The innate immunity is supposed to be properly activated in order to initiate the adaptive immune response, at the same time, averting the toxic overactivations, which inhibit antigen protein expression as well as immune response. Innate immune response is usually activated by host immune system through pathogen-associated molecular patterns (PAMPs) from PRRs, the detecting exogenous motifs.^{190, 47} However, innate immune sensing of RNAs may dampen the immune response, because of the association with inhibition of antigen expression. Specifically, phage RNA polymerases produce dsRNA that is not desired, which may activate innate immunity through PKR, causing the phosphorylation of eIF-2, which can block mRNA translation.¹⁹⁰ In addition, the dsRNA activates RNase L upon binding to OAS,¹⁹¹ leading to degradation of the exogenous RNAs. Moreover, dsRNA bound with MDA-5 and TLR-3 can activate type I IFN. Therefore, several other genes are elicited and inhibit the translation of mRNA.¹⁹² Nevertheless, when mRNA structure is improperly designed, PRRs may also be activated, thus abolishing antigen expression (Figure 7).

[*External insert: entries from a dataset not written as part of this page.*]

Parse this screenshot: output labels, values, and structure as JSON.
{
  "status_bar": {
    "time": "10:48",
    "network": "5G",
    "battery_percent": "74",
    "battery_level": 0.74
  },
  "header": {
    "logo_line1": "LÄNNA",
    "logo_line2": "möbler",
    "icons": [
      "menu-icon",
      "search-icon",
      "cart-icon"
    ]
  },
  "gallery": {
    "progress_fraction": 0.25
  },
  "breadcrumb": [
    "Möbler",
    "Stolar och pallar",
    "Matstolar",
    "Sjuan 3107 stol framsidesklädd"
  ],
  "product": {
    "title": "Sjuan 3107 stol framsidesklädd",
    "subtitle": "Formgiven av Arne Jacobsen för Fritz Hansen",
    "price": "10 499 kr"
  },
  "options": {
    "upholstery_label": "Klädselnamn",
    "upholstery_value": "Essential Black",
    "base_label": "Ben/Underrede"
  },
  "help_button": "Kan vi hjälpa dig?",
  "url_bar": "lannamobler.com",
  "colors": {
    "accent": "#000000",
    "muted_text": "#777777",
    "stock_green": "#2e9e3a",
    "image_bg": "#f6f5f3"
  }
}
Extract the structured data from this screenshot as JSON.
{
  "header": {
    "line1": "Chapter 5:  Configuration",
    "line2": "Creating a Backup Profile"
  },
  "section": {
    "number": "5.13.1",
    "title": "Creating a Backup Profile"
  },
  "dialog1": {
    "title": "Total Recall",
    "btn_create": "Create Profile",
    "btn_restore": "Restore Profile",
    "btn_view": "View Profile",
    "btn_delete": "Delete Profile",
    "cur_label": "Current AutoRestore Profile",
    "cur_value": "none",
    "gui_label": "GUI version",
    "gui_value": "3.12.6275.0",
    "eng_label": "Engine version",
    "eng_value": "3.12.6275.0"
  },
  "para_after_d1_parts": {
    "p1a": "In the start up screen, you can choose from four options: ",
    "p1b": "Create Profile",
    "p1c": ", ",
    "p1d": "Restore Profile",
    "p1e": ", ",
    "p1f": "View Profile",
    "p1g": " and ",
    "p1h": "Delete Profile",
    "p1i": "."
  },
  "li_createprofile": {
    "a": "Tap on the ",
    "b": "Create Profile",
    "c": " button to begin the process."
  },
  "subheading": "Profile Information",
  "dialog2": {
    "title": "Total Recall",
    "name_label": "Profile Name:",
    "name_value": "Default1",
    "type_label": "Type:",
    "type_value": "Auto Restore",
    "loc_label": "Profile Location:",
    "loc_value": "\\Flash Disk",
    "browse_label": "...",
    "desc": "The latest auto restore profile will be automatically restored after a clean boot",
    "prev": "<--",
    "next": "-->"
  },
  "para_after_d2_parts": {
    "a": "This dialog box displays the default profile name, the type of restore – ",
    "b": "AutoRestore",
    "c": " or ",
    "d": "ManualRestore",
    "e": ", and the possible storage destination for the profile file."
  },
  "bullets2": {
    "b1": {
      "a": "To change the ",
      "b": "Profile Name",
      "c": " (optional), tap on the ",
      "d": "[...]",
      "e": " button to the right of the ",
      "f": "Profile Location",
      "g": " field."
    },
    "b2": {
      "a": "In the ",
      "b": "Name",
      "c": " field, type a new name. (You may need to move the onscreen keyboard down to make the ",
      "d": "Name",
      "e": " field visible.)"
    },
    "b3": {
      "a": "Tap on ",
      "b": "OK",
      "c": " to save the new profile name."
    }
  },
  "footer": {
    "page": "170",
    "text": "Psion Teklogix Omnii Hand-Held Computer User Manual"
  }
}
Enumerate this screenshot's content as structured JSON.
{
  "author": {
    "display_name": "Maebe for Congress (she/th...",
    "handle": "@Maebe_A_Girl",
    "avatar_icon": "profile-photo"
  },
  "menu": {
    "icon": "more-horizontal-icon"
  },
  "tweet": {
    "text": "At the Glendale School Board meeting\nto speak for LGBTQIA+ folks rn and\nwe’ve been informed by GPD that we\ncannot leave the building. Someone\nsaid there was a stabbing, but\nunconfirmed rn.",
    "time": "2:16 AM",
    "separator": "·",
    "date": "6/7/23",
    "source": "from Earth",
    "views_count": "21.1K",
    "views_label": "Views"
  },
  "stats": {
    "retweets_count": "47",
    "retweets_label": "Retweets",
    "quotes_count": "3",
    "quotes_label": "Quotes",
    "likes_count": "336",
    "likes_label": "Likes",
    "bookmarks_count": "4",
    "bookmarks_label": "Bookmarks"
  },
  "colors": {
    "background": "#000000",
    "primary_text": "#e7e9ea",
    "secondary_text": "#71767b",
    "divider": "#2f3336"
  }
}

4.2.2 Biosafety in various crowds

To accelerate the vaccine development, the population enrolled in trials may be limited than expected. It becomes a concern when the vaccine is designed for people throughout the world, for unknown side effects may emerge in the larger population. Certain groups have specific conditions. In older individuals, a different vaccine formulation or a booster dose is supposed to improve immune responses.¹⁹³ In children, as they usually show increased reactogenicity compared to adults, low-dose vaccines might be required, particularly for mRNA-based vaccines. In pregnant women, the data on the mRNA vaccine is limited, which makes it difficult to expect whether an equivalent immunological response occurs.¹⁹⁴ Furthermore, some evidence suggests that babies suffering enduring adverse consequences may be related to variant CD4⁺ T cell responses in their mothers.¹⁹⁵ In patients on immunosuppressive therapy, immune response to vaccinations is attenuated, which deserves special consideration.¹⁹⁶

4.3.1 Limitations in type

Although some kinds of bacteria and parasites may cause cancer, researches on mRNA vaccines against bacteria and parasites are rare. It can hardly find antigens in the reproduction cycle of bacteria and parasite which can be made into vaccines. Moreover, some bacteria and parasites have the ability to escape from immunity, at the same time, effective but cheap anti-bacterial and anti-parasitic drugs have existed. Therefore, vaccines are intended to fail when assessed by cost/benefit ratio.^{197, 198}

4.3.2 Limitations in effectiveness

The vaccination program's effectiveness depends on convincing efficacy and safety data accompanied by popular public acceptance and inoculation.¹⁹⁹ Vaccine immunogenicity and efficacy depend on the points including packaging, storage, preparation and administration. The risks of improperly performing supply chains are detrimental to the safety and effectiveness of the vaccines, with latent consequences of adverse events.²⁰⁰ Moreover, vaccine hesitancy remains a noteworthy challenge, which has been described as a ‘lack of confidence in vaccination and/or complacency about vaccination’, which may result in deferment or failure to vaccinate.²⁰¹ There are also worries that the political pressure may hasten the development and approval processes, resulting in an ineffective vaccine being released to the public.²⁰²

Taken together, the safety of mRNA cancer vaccines is associated with their ability to encode multiple antigens simultaneously as well as being non-integrating, highly degradable and having no insertional mutagenic potential. In order to develop a safe and effective mRNA vaccine, pre-clinical trials must be done with caution to avoid severe adverse events. Even after approval, long-term safety and efficacy data are required. Moreover, cooperation between international organizations provides solid funding insurance for mRNA vaccines.